IBM hat heute seinen neuen 127-Quanten-Bit-(Qubit)-"Eagle"-Prozessor auf der IBM Quantum Summit 2021, seine jährliche Veranstaltung, um Meilensteine ​​in den Bereichen Quantenhardware, -software und das Wachstum des Quantenökosystems zu präsentieren. Der „Eagle“-Prozessor ist ein Durchbruch bei der Erschließung des enormen Rechenpotenzials von Geräten, die auf der Quantenphysik basieren. Es läutet den Punkt in der Hardwareentwicklung ein, an dem Quantenschaltungen auf einem klassischen Computer nicht zuverlässig exakt simuliert werden können. IBM gab auch eine Vorschau auf Pläne für IBM Quantum System Two, die nächste Generation von Quantensystemen.

Quantencomputing erschließt die fundamentale Quantennatur der Materie auf subatomarer Ebene, um die Möglichkeit einer erheblich gesteigerten Rechenleistung zu bieten. Die grundlegende Recheneinheit des Quantencomputings ist der Quantenschaltkreis, eine Anordnung von Qubits zu Quantengattern und Messungen. Je mehr Qubits ein Quantenprozessor besitzt, desto komplexer und wertvoller sind die Quantenschaltungen, die er ausführen kann.

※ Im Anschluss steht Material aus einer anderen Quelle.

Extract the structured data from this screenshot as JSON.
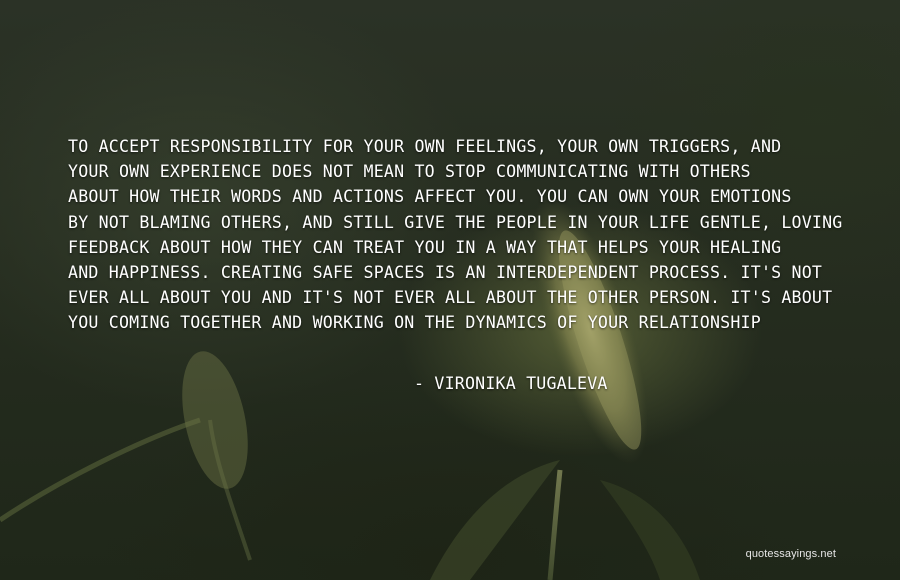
{
  "quote": {
    "lines": [
      "TO ACCEPT RESPONSIBILITY FOR YOUR OWN FEELINGS, YOUR OWN TRIGGERS, AND",
      "YOUR OWN EXPERIENCE DOES NOT MEAN TO STOP COMMUNICATING WITH OTHERS",
      "ABOUT HOW THEIR WORDS AND ACTIONS AFFECT YOU. YOU CAN OWN YOUR EMOTIONS",
      "BY NOT BLAMING OTHERS, AND STILL GIVE THE PEOPLE IN YOUR LIFE GENTLE, LOVING",
      "FEEDBACK ABOUT HOW THEY CAN TREAT YOU IN A WAY THAT HELPS YOUR HEALING",
      "AND HAPPINESS. CREATING SAFE SPACES IS AN INTERDEPENDENT PROCESS. IT'S NOT",
      "EVER ALL ABOUT YOU AND IT'S NOT EVER ALL ABOUT THE OTHER PERSON. IT'S ABOUT",
      "YOU COMING TOGETHER AND WORKING ON THE DYNAMICS OF YOUR RELATIONSHIP"
    ],
    "author": "- VIRONIKA TUGALEVA"
  },
  "watermark": "quotessayings.net"
}
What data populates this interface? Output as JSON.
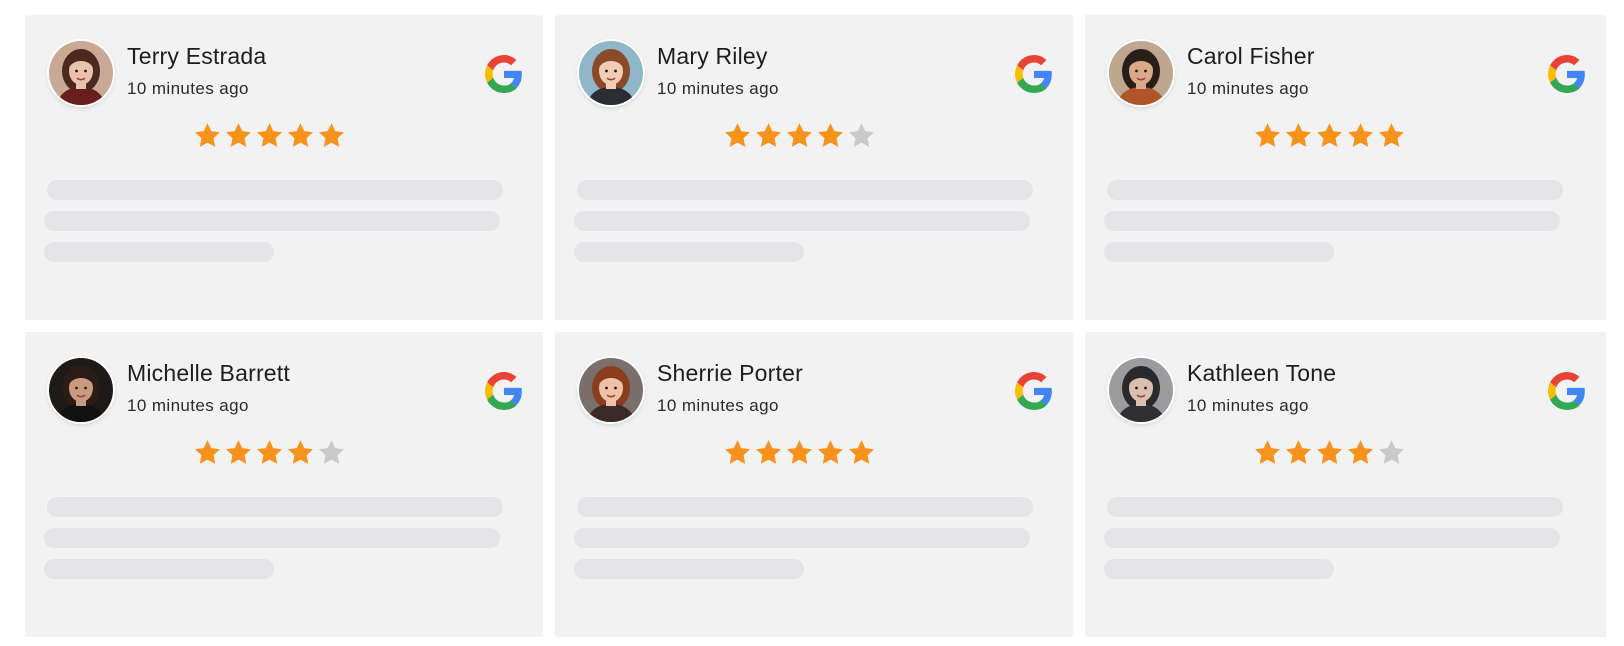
{
  "reviews": [
    {
      "name": "Terry Estrada",
      "time": "10 minutes ago",
      "rating": 5,
      "avatar": "avatar-woman-red-lips",
      "source": "google"
    },
    {
      "name": "Mary Riley",
      "time": "10 minutes ago",
      "rating": 4,
      "avatar": "avatar-woman-bob-hair",
      "source": "google"
    },
    {
      "name": "Carol Fisher",
      "time": "10 minutes ago",
      "rating": 5,
      "avatar": "avatar-woman-smiling",
      "source": "google"
    },
    {
      "name": "Michelle Barrett",
      "time": "10 minutes ago",
      "rating": 4,
      "avatar": "avatar-woman-dark",
      "source": "google"
    },
    {
      "name": "Sherrie Porter",
      "time": "10 minutes ago",
      "rating": 5,
      "avatar": "avatar-woman-auburn",
      "source": "google"
    },
    {
      "name": "Kathleen Tone",
      "time": "10 minutes ago",
      "rating": 4,
      "avatar": "avatar-woman-grey",
      "source": "google"
    }
  ],
  "max_rating": 5,
  "colors": {
    "card_bg": "#f2f2f3",
    "placeholder_bar": "#e4e4e6",
    "star_filled": "#f7931a",
    "star_empty": "#c9c9cc",
    "google_blue": "#4285F4",
    "google_red": "#EA4335",
    "google_yellow": "#FBBC05",
    "google_green": "#34A853"
  }
}
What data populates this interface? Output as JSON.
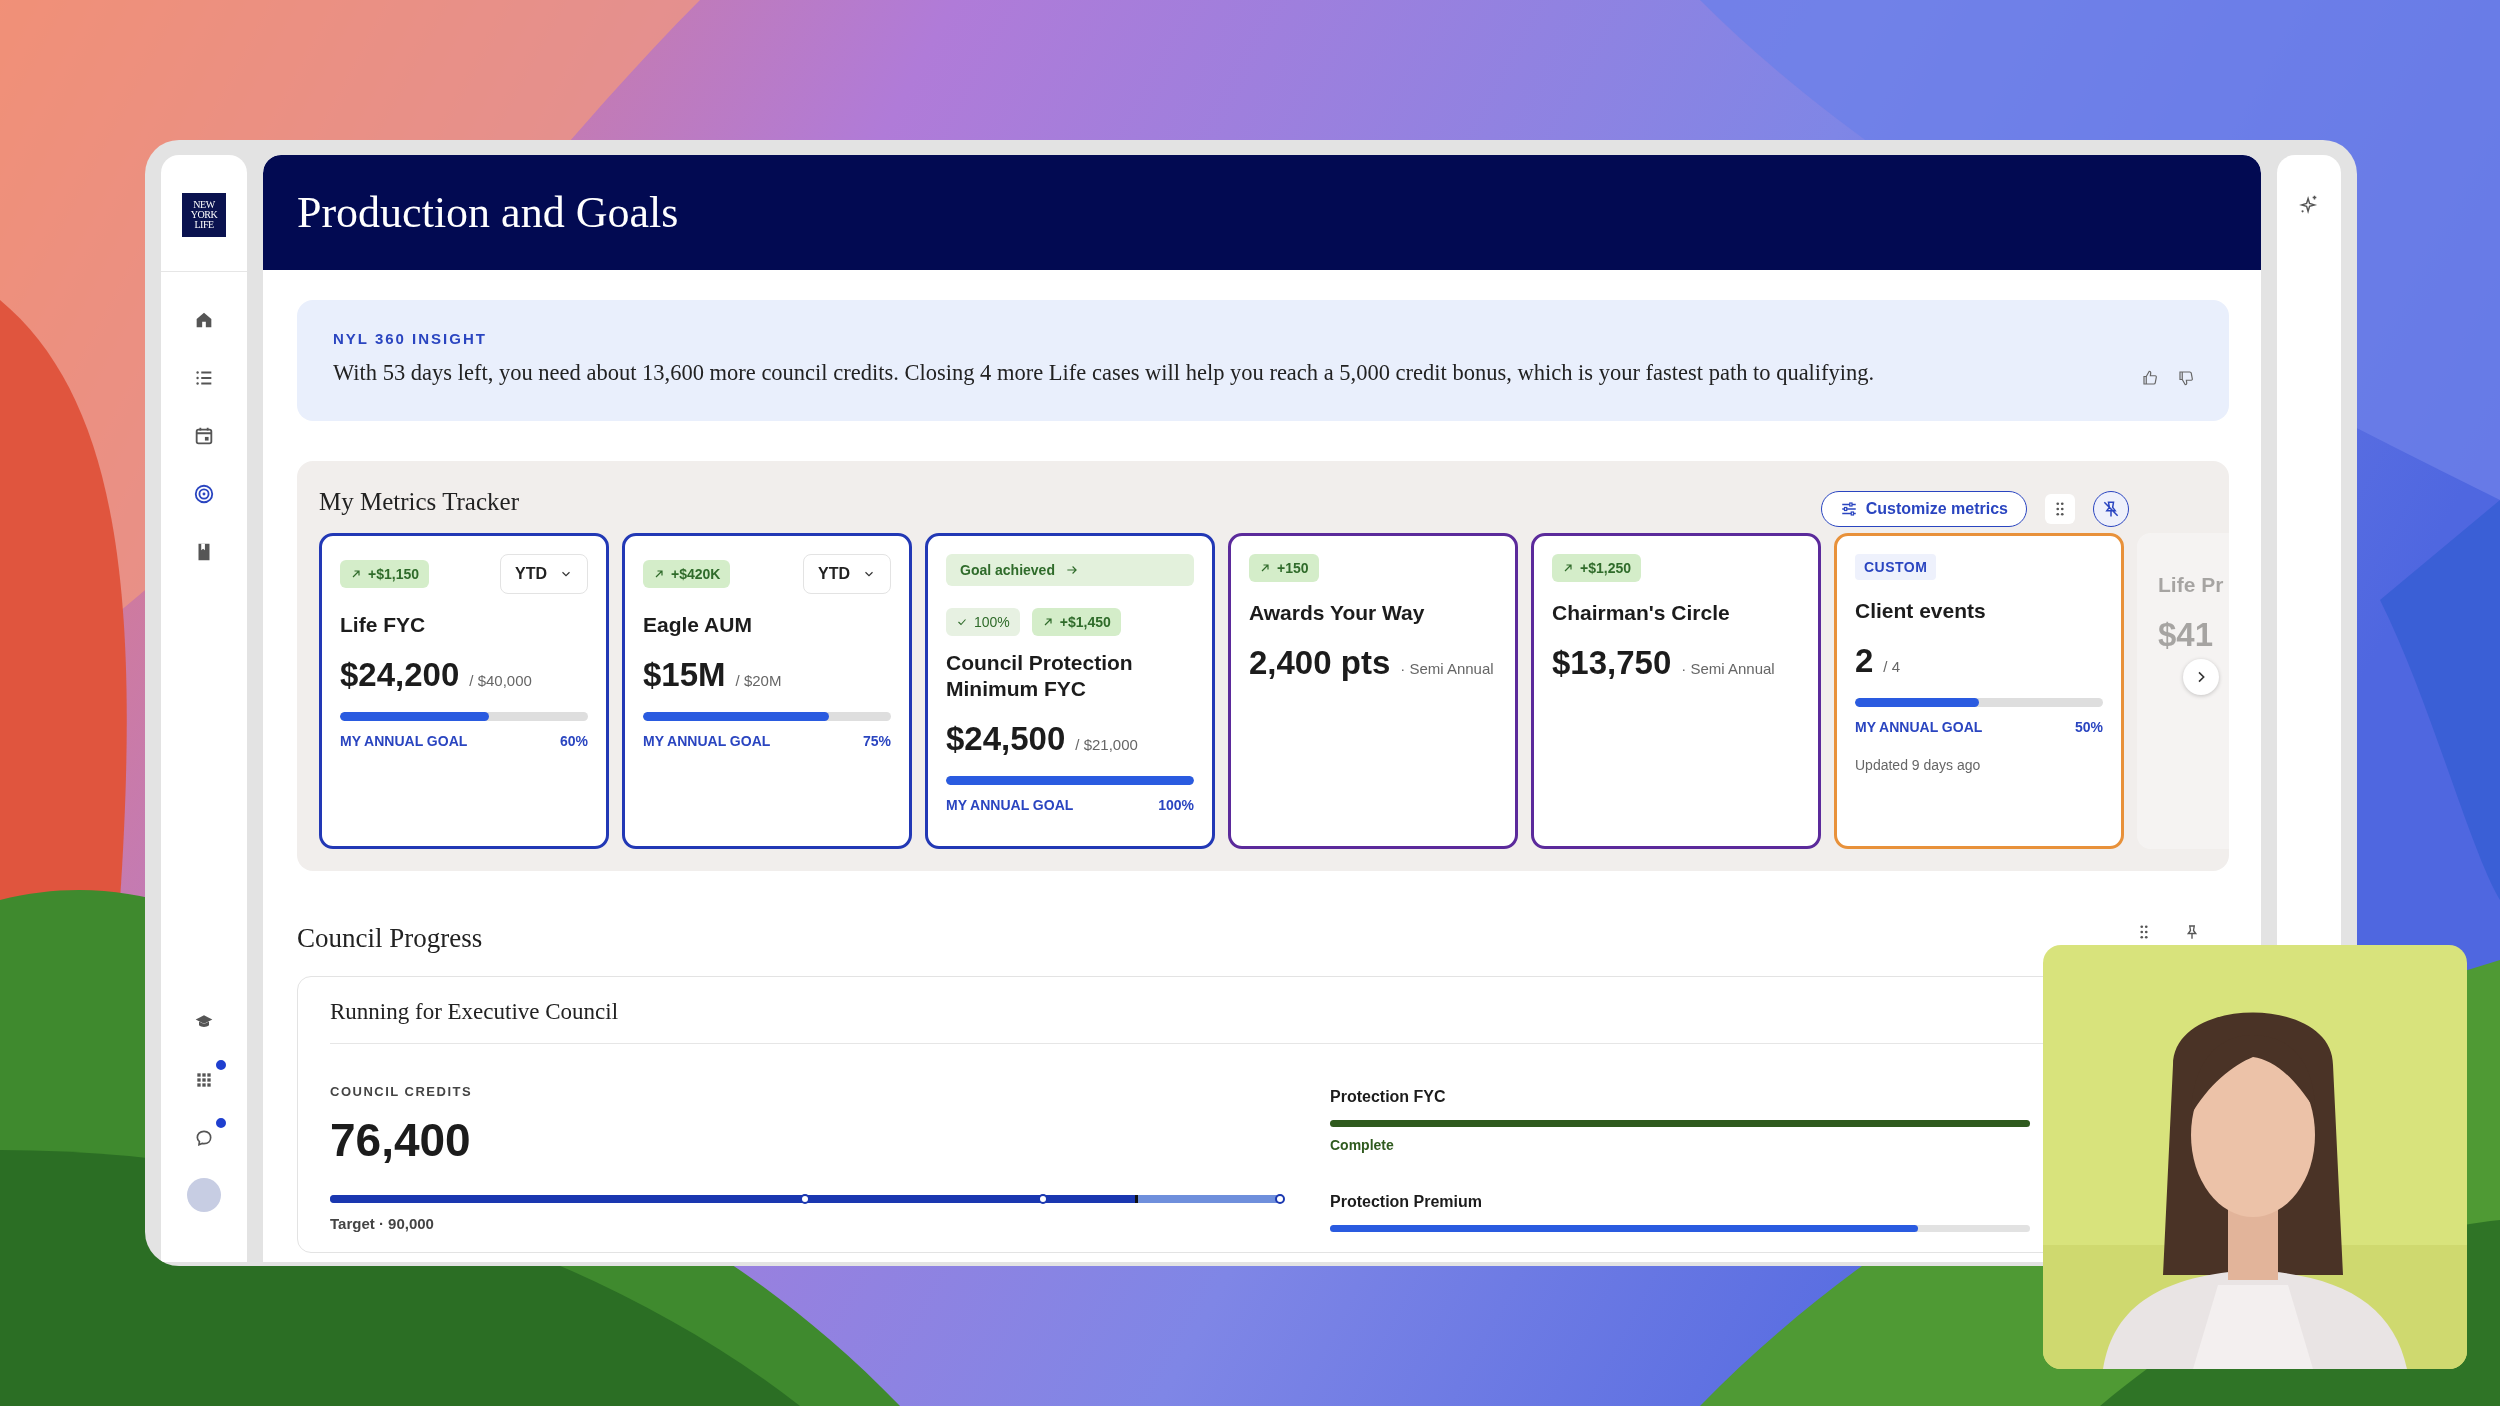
{
  "sidebar": {
    "logo": [
      "NEW",
      "YORK",
      "LIFE"
    ],
    "items": [
      {
        "kind": "home",
        "selected": false
      },
      {
        "kind": "list",
        "selected": false
      },
      {
        "kind": "calendar",
        "selected": false
      },
      {
        "kind": "target",
        "selected": true
      },
      {
        "kind": "book",
        "selected": false
      }
    ],
    "bottom_items": [
      {
        "kind": "school",
        "notification": false
      },
      {
        "kind": "apps",
        "notification": true
      },
      {
        "kind": "chat",
        "notification": true
      },
      {
        "kind": "avatar",
        "notification": false
      }
    ]
  },
  "header": {
    "title": "Production and Goals"
  },
  "insight": {
    "label": "NYL 360 INSIGHT",
    "text": "With 53 days left, you need about 13,600 more council credits. Closing 4 more Life cases will help you reach a 5,000 credit bonus, which is your fastest path to qualifying."
  },
  "metrics": {
    "title": "My Metrics Tracker",
    "customize_button": "Customize metrics",
    "cards": [
      {
        "color": "#2238b5",
        "change": "+$1,150",
        "period": "YTD",
        "title": "Life FYC",
        "value": "$24,200",
        "target": "/ $40,000",
        "level": 0.6,
        "goal_label": "MY ANNUAL GOAL",
        "percent": "60%"
      },
      {
        "color": "#2238b5",
        "change": "+$420K",
        "period": "YTD",
        "title": "Eagle AUM",
        "value": "$15M",
        "target": "/ $20M",
        "level": 0.75,
        "goal_label": "MY ANNUAL GOAL",
        "percent": "75%"
      },
      {
        "color": "#2238b5",
        "status": "Goal achieved",
        "check": "100%",
        "change": "+$1,450",
        "title": "Council Protection Minimum FYC",
        "value": "$24,500",
        "target": "/ $21,000",
        "level": 1,
        "goal_label": "MY ANNUAL GOAL",
        "percent": "100%"
      },
      {
        "color": "#5b2a9b",
        "change": "+150",
        "title": "Awards Your Way",
        "value": "2,400 pts",
        "note": "· Semi Annual"
      },
      {
        "color": "#5b2a9b",
        "change": "+$1,250",
        "title": "Chairman's Circle",
        "value": "$13,750",
        "note": "· Semi Annual"
      },
      {
        "color": "#e8913a",
        "tag": "CUSTOM",
        "title": "Client events",
        "value": "2",
        "target": "/ 4",
        "level": 0.5,
        "goal_label": "MY ANNUAL GOAL",
        "percent": "50%",
        "updated": "Updated 9 days ago"
      },
      {
        "faded": true,
        "title": "Life Pr",
        "value": "$41"
      }
    ]
  },
  "council": {
    "title": "Council Progress",
    "card": {
      "title": "Running for Executive Council",
      "credits_label": "COUNCIL CREDITS",
      "credits": "76,400",
      "level": 0.85,
      "target": "Target · 90,000",
      "goals": [
        {
          "name": "Protection FYC",
          "level": 1,
          "status": "Complete",
          "color": "#2f5a1e"
        },
        {
          "name": "Protection Premium",
          "level": 0.84,
          "color": "#2a5be0"
        }
      ]
    }
  }
}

IBM hat kürzlich detaillierte Roadmaps für Quantencomputing vorgestellt, einschließlich eines Pfads für Skalierung von Quantenhardware komplexe Quantenschaltungen zu ermöglichen, Quantum Advantage zu erreichen, den Punkt, an dem Quantensysteme ihre klassischen Kontrapunkte sinnvoll übertreffen können. Eagle ist der neueste Schritt auf diesem Skalierungspfad.

IBM misst den Fortschritt bei der Quantencomputing-Hardware anhand von drei Leistungsmerkmalen: Skalierung, Qualität und Geschwindigkeit. Die Skalierung wird in der Anzahl der Qubits auf einem Quantenprozessor gemessen und bestimmt, wie groß eine Quantenschaltung betrieben werden kann. Qualität wird durch Quantum Volume gemessen und beschreibt, wie genau Quantenschaltungen auf einem echten Quantengerät laufen. Geschwindigkeit wird gemessen durch KLOPFEN (Schaltungsschichtoperationen Pro Sekunde), eine von IBM eingeführte Metrik November 2021, und erfasst die Durchführbarkeit realer Berechnungen, die aus einer großen Anzahl von Quantenschaltungen bestehen.

127-Qubit-Eagle-Prozessor

„Eagle“ ist der erste Quantenprozessor von IBM, der entwickelt und eingesetzt wurde, um mehr als 100 operative und verbundene Qubits zu enthalten. Es folgt dem im Jahr 65 vorgestellten 2020-Qubit-Prozessor „Hummingbird“ von IBM und dem 27 vorgestellten 2019-Qubit-Prozessor „Falcon“. Fehler zu reduzieren und eine Architektur, um die Anzahl der notwendigen Komponenten zu reduzieren. Die neuen Techniken, die in Eagle eingesetzt werden, platzieren die Steuerverdrahtung auf mehreren physischen Ebenen innerhalb des Prozessors, während die Qubits auf einer einzigen Ebene gehalten werden, was eine signifikante Zunahme der Qubits ermöglicht.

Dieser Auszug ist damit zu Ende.